Warfarin: In subjects stabilized on chronic warfarin therapy, the administration of Arcoxia 120 mg daily was associated with an approximate 13% increase in International Normalized Ratio (INR) prothrombin time. Standard monitoring of INR values should be conducted when therapy with Arcoxia is initiated or changed, particularly in the first few days, in patients receiving warfarin or similar agents.
Rifampin: Co-administration of Arcoxia with rifampin, a potent inducer of hepatic metabolism, produced a 65% decrease in etoricoxib plasma area under the curve (AUC). This interaction should be considered when Arcoxia is co-administered with rifampin.

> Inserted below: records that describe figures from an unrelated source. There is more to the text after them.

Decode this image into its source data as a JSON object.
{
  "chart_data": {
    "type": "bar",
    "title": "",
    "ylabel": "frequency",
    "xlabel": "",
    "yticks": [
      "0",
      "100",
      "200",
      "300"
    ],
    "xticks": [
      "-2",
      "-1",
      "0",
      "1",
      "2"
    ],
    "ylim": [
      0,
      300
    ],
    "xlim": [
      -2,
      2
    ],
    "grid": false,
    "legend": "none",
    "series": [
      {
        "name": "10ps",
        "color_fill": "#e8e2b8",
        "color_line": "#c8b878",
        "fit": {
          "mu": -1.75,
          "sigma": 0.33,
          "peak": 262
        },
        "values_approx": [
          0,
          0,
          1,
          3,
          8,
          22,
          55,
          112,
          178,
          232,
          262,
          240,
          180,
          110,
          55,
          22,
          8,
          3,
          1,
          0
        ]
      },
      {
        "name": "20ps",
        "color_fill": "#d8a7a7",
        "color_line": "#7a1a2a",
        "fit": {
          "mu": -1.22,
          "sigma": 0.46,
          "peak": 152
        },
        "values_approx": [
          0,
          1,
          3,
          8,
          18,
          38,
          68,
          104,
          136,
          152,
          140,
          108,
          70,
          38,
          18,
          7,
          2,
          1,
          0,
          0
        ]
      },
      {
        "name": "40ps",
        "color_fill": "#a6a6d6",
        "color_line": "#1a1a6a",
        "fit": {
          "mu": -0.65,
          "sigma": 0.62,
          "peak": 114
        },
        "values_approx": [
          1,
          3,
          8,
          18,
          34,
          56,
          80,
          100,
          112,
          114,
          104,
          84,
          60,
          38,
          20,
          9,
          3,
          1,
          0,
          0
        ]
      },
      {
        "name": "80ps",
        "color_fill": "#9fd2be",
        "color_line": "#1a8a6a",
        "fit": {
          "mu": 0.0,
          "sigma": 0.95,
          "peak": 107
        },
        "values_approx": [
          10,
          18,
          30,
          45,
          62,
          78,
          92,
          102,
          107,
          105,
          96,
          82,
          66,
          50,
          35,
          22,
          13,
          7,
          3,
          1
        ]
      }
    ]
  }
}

Methotrexate: Two studies investigated the effects of Arcoxia 60, 90 or 120 mg administered once daily for 7 days in patients receiving once-weekly methotrexate doses of 7.5-20 mg for rheumatoid arthritis. Arcoxia at 60 mg and 90 mg had no effect on methotrexate plasma concentrations (as measured by AUC) or renal clearance. In one study, Arcoxia 120 mg had no effect on methotrexate plasma concentrations (as measured by AUC) or renal clearance. In the other study, Arcoxia 120 mg increased methotrexate plasma concentrations by 28% (as measured by AUC) and reduced renal clearance of methotrexate by 13%. Monitoring for methotrexate-related toxicity should be considered when Arcoxia at doses >90 mg daily and methotrexate are administered concomitantly.
Diuretics, Angiotension Converting Enzyme (ACE) Inhibitors and Angiotensin II Antagonists (AIIAs): Reports suggest that NSAIDs including selective COX-2 inhibitors may diminish the antihypertensive effect of diuretics, ACE inhibitors and AIIAs. This interaction should be given consideration in patients taking Arcoxia concomitantly with these products.
Lithium: Reports suggest that nonselective NSAIDs and selective COX-2 inhibitors may increase plasma lithium levels. This interaction should be given consideration in patients taking Arcoxia concomitantly with lithium.
Aspirin: Arcoxia can be used concomitantly with low-dose aspirin at doses for cardiovascular prophylaxis. However, concomitant administration of low-dose aspirin with Arcoxia results in an increased rate of GI ulceration or other complications compared to use of Arcoxia alone. At steady-state, etoricoxib 120 mg once daily had no effect on the antiplatelet activity of low-dose aspirin (81 mg once daily). (See Precautions).
Oral Contraceptives: Arcoxia 60 mg given concomitantly with an oral contraceptive containing 35 mcg ethinyl estradiol (EE) and 0.5-1 mg norethindrone for 21 days increased the steady state AUC0-24hr of EE by 37%. Arcoxia 120 mg given with the same oral contraceptive concomitantly or separated by 12 hrs, increased the steady-state AUC0-24hr of EE by 50-60%. This increase in EE concentration should be considered when selecting an oral contraceptive for use with etoricoxib. An increase in EE exposure can increase the incidence of adverse events associated with oral contraceptives (eg, venous thromboembolic events in women at risk).
Hormone Replacement Therapy: Administration of Arcoxia 120 mg with hormone replacement therapy consisting of conjugated estrogens (0.625 mg Premarin) for 28 days, increased the mean steady state AUC0-24hr of unconjugated estrone (41%), equilin (76%) and 17-β-estradiol (22%). The effect of the recommended chronic doses of Arcoxia (60 mg and 90 mg) has not been studied. The effects of Arcoxia 120 mg on the exposure (AUC0-24hr) to these estrogenic components of Premarin were less than half of those observed when Premarin was administered alone and the dose was increased from 0.625-1.25 mg. The clinical significance of these increases is unknown and higher doses of Premarin were not studied in combination with Arcoxia. These increases in estrogenic concentration should be taken into consideration when selecting postmenopausal hormone therapy for use with Arcoxia.
Others: In drug interaction studies, Arcoxia did not have clinically important effects on the pharmacokinetics of prednisone/prednisolone or digoxin.
Antacids and ketoconazole (a potent inhibitor of CYP3A4) did not have clinically important effects on the pharmacokinetics of Arcoxia.